While the convenience of buying gifts from home in a bathrobe is a clear example of culture shock, emerging technology is subtly reducing barriers in consumer goods by increasing efficiency and innovation. Here are just two:
Frictionless Digital Wallets and Currency: Our phones have become our wallets and our watches, our checkbooks. Just as online shopping transformed our shopping habits, wireless payment methods are similarly transforming.
Paying through Apple or Android Pay by simply pointing at your phone or watch at a register is more convenient. It provides a sense of novelty, making customers feel at the forefront of technology. Businesses favor this payment method as it is quicker, less prone to errors, and simpler than cash at checkout.
The more people that have access to this technology, the more they use it. According to the Pew Research Institute, 80% of people who have used digital wallets did so in the last month. The widespread adoption of digital payment methods was ushered in by a Point-of-Sale technology that offered consumers the ability to pay in new ways.
A Forbes survey found that consumers are just as likely to use digital wallets as cash. According to the report by Strawhecker Group, an Omaha-based consulting company and an industry trade group, Apple Pay is leading the pack with 56% of the total digital payments belonging to them, with a 10% growth rate year after year. As Visa noted in 2016 when digital wallets and tap-to-pay were introduced, it is quickly becoming that “Cash is the ghost of Christmas past.”
Federal regulators are saying “bah, humbug”. Potentially limiting the innovation that digital wallets could bring to the average consumer, the Consumer Financial Protection Bureau is aiming for new oversight for companies providing digital wallets, which could slow the progress of creative disruption.
Made In China 2.0 and International Shopping: Due to openness to international free trade and the modernization of China’s manufacturing sector and economy, US consumers gained access to goods made in China starting more than two decades ago. The influence of these imported goods cannot be overstated. According to one study, prices of consumer goods fell 17% percent due to China’s low-cost manufacturing. The influx of goods was part of an overall free market policy focusing on removing trade barriers that helped usher in two decades of relatively high well-being.

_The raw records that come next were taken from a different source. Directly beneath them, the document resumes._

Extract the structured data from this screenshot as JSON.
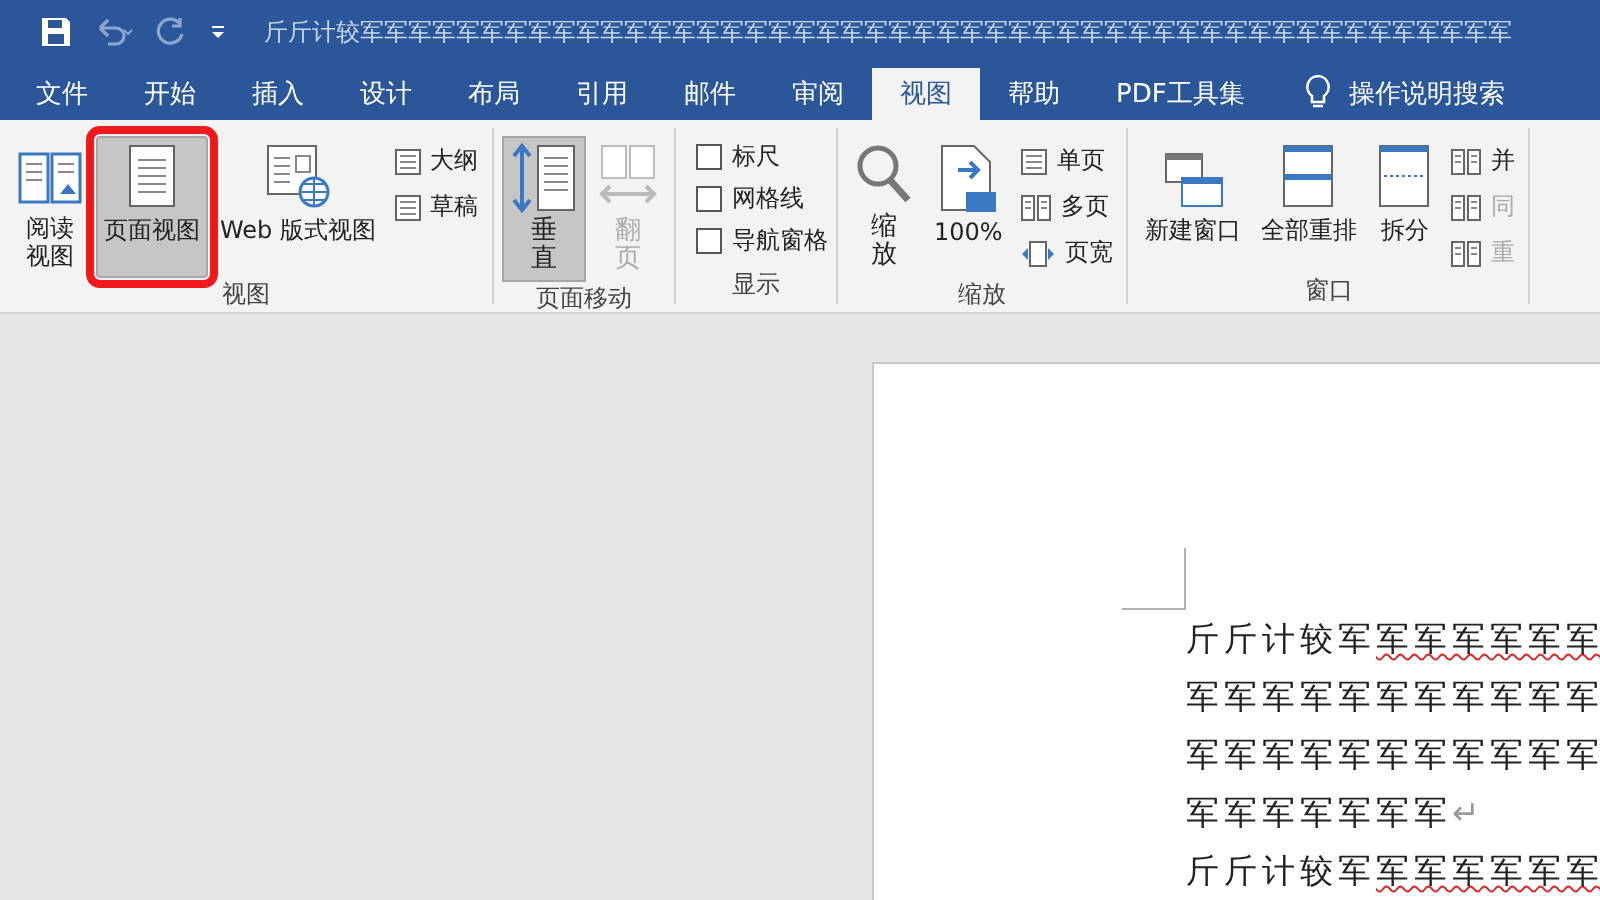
{
  "title_bar": {
    "title": "斤斤计较军军军军军军军军军军军军军军军军军军军军军军军军军军军军军军军军军军军军军军军军军军军军军军军军"
  },
  "tabs": [
    {
      "label": "文件",
      "selected": false
    },
    {
      "label": "开始",
      "selected": false
    },
    {
      "label": "插入",
      "selected": false
    },
    {
      "label": "设计",
      "selected": false
    },
    {
      "label": "布局",
      "selected": false
    },
    {
      "label": "引用",
      "selected": false
    },
    {
      "label": "邮件",
      "selected": false
    },
    {
      "label": "审阅",
      "selected": false
    },
    {
      "label": "视图",
      "selected": true
    },
    {
      "label": "帮助",
      "selected": false
    },
    {
      "label": "PDF工具集",
      "selected": false
    }
  ],
  "tell_me": {
    "label": "操作说明搜索"
  },
  "ribbon_groups": [
    {
      "label": "视图",
      "items": [
        {
          "kind": "large",
          "label": "阅读视图",
          "selected": false,
          "highlighted": false
        },
        {
          "kind": "large",
          "label": "页面视图",
          "selected": true,
          "highlighted": true
        },
        {
          "kind": "large",
          "label": "Web 版式视图",
          "selected": false,
          "highlighted": false
        },
        {
          "kind": "stack",
          "items": [
            {
              "label": "大纲",
              "disabled": false
            },
            {
              "label": "草稿",
              "disabled": false
            }
          ]
        }
      ]
    },
    {
      "label": "页面移动",
      "items": [
        {
          "kind": "tall",
          "label": "垂直",
          "selected": true,
          "disabled": false
        },
        {
          "kind": "tall",
          "label": "翻页",
          "selected": false,
          "disabled": true
        }
      ]
    },
    {
      "label": "显示",
      "items": [
        {
          "kind": "checks",
          "items": [
            {
              "label": "标尺",
              "checked": false
            },
            {
              "label": "网格线",
              "checked": false
            },
            {
              "label": "导航窗格",
              "checked": false
            }
          ]
        }
      ]
    },
    {
      "label": "缩放",
      "items": [
        {
          "kind": "tall",
          "label": "缩放",
          "selected": false,
          "disabled": false
        },
        {
          "kind": "large",
          "label": "100%",
          "selected": false,
          "highlighted": false
        },
        {
          "kind": "stack",
          "items": [
            {
              "label": "单页",
              "disabled": false
            },
            {
              "label": "多页",
              "disabled": false
            },
            {
              "label": "页宽",
              "disabled": false
            }
          ]
        }
      ]
    },
    {
      "label": "窗口",
      "items": [
        {
          "kind": "large",
          "label": "新建窗口",
          "selected": false,
          "highlighted": false
        },
        {
          "kind": "large",
          "label": "全部重排",
          "selected": false,
          "highlighted": false
        },
        {
          "kind": "large",
          "label": "拆分",
          "selected": false,
          "highlighted": false
        },
        {
          "kind": "stack",
          "items": [
            {
              "label": "并",
              "disabled": false
            },
            {
              "label": "同",
              "disabled": true
            },
            {
              "label": "重",
              "disabled": true
            }
          ]
        }
      ]
    }
  ],
  "document": {
    "lines": [
      {
        "text": "斤斤计较军",
        "flagged": "军军军军军军"
      },
      {
        "text": "军军军军军军军军军军军"
      },
      {
        "text": "军军军军军军军军军军军"
      },
      {
        "text": "军军军军军军军",
        "paragraph_mark": "↵"
      },
      {
        "text": "斤斤计较军",
        "flagged": "军军军军军军"
      }
    ]
  }
}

Consumers in the United States, dealing with the highest inflation in years, are motivated to purchase overseas goods as a cheaper alternative to Amazon and big box stores, with Chinese companies such as AliExpress and Alibaba. One recent poll showed that two-thirds of people with a household income below $50,000 plan to cut back on Christmas shopping because inflation is eating their purchasing power. The National Retail Federation expects that holiday shopping will only rise three to four percent. This increase is projected to be at a five-year low, with inflation being one of the culprits. It is not all coal. Deloitte anticipates that Holiday shopping will return to pre-pandemic levels.
Consumers want more bang for their Christmas buck. We are witnessing a second wave of Chinese goods imported to the US. Innovation in supply chain management aided by artificial intelligence creates a growing trend of individual consumers purchasing directly from China, like AliExpress and Tumu, bypassing American intermediaries like Amazon. This will add further strain on physical retail spaces.

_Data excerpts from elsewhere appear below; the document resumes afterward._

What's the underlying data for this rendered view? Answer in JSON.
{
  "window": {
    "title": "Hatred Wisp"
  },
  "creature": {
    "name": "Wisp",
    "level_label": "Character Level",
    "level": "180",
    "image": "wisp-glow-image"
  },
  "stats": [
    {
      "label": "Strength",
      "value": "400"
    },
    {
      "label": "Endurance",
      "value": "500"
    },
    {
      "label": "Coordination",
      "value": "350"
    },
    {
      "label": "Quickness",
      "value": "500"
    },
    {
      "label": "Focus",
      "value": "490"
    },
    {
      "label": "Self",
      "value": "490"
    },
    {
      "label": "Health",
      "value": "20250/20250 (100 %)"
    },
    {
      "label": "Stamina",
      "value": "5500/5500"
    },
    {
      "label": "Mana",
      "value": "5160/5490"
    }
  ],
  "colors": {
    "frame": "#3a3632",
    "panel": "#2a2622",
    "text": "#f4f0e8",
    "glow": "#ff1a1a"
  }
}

These purchases are often tax-free, adding to their cost-conscious appeal. The US excise tax does not apply to orders under $800 de minimus exception. According to one interim U.S. House Select Committee interim Report, “Temu and Shein [two of the largest Chinese marketplaces] alone are likely responsible for more than 30% of all packages shipped to the United States daily under the de minimis provision, and likely nearly half of all de minimis shipments to the U.S. originate from China.” As Amazon once disrupted early digital commerce, creativity has been disrupted.
The same committee report had substantial evidence that Temu and other Chinese-based companies were using forced labor of ethnic minorities and using the import tax exemption to hide that fact.
Creative Disruption through technology might be the best gift for the American consumer.